What Will the Post-Arms Race Online Ad Market Look Like?

As a young adolescent growing up during the Cold War, with MAD and visions of nuclear apocalypse running through my head from time to time, my views of what post-Cold War era might bring were tainted by the paranoia of the era.

Would the future bring ultimate victory over Communism, or would Russian tanks roll down the Long Island Expressway? I was in the sixth grade in 1984, and I didn't have the foresight to predict things like the fall of the Berlin Wall and the collapse of the Soviet Union.

Now the online ad market is involved in a similar Cold War, with advertisers and publishers on one side, and the consumer on the other. Technology providers cater to both sides, with makers of ad-blocking software helping consumers experience an ad-free Internet and ad servers and rich media providers helping advertisers get their messages in front of the consumers, many of whom would love to strip all these messages out of their online experience.

This is the new arms race. Just as rich media and ad serving technologies begin to get traction and make the lives of advertisers and agencies easier, the consumer strikes back with pop-up blockers, spam blockers, and ad strippers.



We've seen several columns in this space about Firefox and how it continues to gain traction with Internet users. Not only does it do a great job of blocking pop-ups, but an easy-to-use companion to Firefox, Privoxy, strips out ad content altogether.

Peer-to-peer spam solutions keep commercial e-mail out of in-boxes by allowing groups of people to decide for one another what is spam and what isn't. And popular anti-spyware tools also allow Web users to delete cookies from common ad servers, which can wreak havoc on tracking and reporting for Web advertisers.

How have we responded? I'd argue we haven't. One of the reasons why we haven't done this is because we don't want consumers to look at online advertising as something they need to protect themselves from. There shouldn't be an arms race.

Many online advertisers have strayed from pop-ups and the urge to saturate the Web with them. But for every advertiser parting ways with pop-ups out of concern for the consumer experience, there are many direct response advertisers who would gladly take their place with hard-sell messages. With pop-up blockers and Firefox both gaining popularity, we could deal with the pop-up being slowly strangled over time.

The same goes for commercial e-mail. Many advertisers have strayed from list rental and standalone mailings in favor of newsletter sponsorships or building and maintaining their own in-house lists. The spammers will fall victim to better technology on the consumer side, and brand advertisers who don't spam need not worry too much.

But what about cookie blocking and cookie deletion? A number of industry experts I've spoken to informally about this problem seem to think that the number of Internet users who block or delete cookies is not tremendously significant. The problem has been largely ignored.

Unlike spam and pop-ups, cookies are not necessarily evil. E-commerce engines and Web sites depend on them to remember users when they visit, or to keep track of what's in their carts when they shop online. Ad servers use them to track back-end sales or leads, as well as to rotate ads in appropriate sequences and measure frequency.

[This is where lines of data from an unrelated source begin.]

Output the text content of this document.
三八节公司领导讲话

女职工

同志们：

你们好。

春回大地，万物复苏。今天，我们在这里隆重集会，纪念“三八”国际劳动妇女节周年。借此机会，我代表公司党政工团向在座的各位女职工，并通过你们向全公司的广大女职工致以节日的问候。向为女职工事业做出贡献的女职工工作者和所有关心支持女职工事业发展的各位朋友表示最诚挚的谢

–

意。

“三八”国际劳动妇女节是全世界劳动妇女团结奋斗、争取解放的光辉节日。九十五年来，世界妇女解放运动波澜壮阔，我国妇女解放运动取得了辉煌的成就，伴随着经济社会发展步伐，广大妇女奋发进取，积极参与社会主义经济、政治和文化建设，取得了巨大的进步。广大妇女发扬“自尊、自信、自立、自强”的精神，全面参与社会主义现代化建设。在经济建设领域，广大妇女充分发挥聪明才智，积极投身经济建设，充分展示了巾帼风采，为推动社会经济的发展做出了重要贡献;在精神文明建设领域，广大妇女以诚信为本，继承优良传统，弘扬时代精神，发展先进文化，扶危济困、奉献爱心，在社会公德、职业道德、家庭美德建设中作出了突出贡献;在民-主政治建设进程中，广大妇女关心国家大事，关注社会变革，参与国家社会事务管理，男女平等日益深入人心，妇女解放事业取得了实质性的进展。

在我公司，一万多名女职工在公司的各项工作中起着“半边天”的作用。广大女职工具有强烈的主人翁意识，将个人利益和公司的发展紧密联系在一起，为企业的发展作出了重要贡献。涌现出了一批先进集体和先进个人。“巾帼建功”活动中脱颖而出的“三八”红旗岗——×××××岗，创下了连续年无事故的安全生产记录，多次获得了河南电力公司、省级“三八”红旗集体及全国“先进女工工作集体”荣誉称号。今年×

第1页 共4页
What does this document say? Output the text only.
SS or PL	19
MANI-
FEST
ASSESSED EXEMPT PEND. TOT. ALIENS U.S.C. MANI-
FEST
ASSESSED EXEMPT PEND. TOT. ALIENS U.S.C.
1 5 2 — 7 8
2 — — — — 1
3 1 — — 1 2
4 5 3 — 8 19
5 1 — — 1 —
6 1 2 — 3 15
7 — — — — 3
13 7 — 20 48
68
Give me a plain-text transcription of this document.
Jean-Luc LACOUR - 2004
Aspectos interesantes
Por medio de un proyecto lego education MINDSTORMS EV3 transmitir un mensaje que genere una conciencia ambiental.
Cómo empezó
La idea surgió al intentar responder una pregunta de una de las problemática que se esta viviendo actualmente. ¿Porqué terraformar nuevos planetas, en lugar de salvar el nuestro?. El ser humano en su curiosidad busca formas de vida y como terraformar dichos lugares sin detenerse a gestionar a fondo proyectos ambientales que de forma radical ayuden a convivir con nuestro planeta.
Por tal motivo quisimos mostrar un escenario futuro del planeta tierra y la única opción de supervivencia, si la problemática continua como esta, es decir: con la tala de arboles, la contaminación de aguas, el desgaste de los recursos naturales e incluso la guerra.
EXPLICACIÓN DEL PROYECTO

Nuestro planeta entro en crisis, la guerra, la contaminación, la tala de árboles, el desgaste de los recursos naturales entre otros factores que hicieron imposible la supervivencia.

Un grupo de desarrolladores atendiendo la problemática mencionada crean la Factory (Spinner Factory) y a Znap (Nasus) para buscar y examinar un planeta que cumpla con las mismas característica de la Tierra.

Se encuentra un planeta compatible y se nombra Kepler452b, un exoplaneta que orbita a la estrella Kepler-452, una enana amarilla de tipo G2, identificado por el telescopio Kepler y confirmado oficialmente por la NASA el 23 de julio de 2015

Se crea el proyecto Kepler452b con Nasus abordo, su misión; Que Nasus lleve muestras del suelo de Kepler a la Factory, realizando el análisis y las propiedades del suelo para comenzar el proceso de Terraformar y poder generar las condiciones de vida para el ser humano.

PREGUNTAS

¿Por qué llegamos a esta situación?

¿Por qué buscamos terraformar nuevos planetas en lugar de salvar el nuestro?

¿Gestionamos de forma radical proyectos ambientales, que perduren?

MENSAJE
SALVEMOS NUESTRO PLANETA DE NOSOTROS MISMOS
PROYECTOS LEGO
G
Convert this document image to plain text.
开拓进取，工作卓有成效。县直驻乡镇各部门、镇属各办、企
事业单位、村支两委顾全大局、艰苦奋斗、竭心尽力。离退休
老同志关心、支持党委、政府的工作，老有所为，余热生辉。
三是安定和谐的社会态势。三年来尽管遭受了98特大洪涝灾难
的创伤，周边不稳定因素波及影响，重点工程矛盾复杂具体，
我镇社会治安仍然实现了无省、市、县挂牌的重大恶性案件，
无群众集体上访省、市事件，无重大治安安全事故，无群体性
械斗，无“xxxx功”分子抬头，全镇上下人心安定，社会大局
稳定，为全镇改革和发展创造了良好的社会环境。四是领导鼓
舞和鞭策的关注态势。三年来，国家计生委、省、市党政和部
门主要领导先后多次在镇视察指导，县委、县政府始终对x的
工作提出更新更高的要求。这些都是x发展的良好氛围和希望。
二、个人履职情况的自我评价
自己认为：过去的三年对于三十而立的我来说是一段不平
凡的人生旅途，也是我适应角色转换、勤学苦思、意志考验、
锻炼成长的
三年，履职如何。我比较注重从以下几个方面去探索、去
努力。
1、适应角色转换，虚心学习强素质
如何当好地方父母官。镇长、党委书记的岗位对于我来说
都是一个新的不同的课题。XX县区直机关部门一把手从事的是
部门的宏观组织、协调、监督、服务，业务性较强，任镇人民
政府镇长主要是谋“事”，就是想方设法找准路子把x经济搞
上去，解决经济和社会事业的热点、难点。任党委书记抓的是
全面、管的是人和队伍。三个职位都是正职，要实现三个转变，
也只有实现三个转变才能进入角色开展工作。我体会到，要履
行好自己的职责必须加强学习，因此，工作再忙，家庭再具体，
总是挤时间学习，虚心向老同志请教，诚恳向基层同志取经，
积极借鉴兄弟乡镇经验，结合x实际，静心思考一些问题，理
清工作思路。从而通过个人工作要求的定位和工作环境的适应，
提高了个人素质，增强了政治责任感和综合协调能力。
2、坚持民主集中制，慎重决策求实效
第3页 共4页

But what happens when cookie blocking and deletion becomes easier for the consumer? When browsers routinely block cookies from the top ad servers? The fear that we'd be back in the Stone Age, technologically speaking, mirrors my adolescent fears of nuclear annihilation.

Consumers have little to fear from cookies, but the common understanding among the average consumer is that a cookie is somehow "tracking" them from place to place. If we allow this perception to continue, it might not be long before we're back to the days of shipping individual ads to publishers and counting clicks instead of leads and sales. No more attributing sales to the ads that referred them, no more banner sequencing, no more frequency distribution reports. Can we afford to take this step back? (That's a rhetorical question, folks.)

This arms race shouldn't be an arms race. We need to educate consumers instead of trying to one-up them constantly. Internet advertising needs its glasnost, and soon.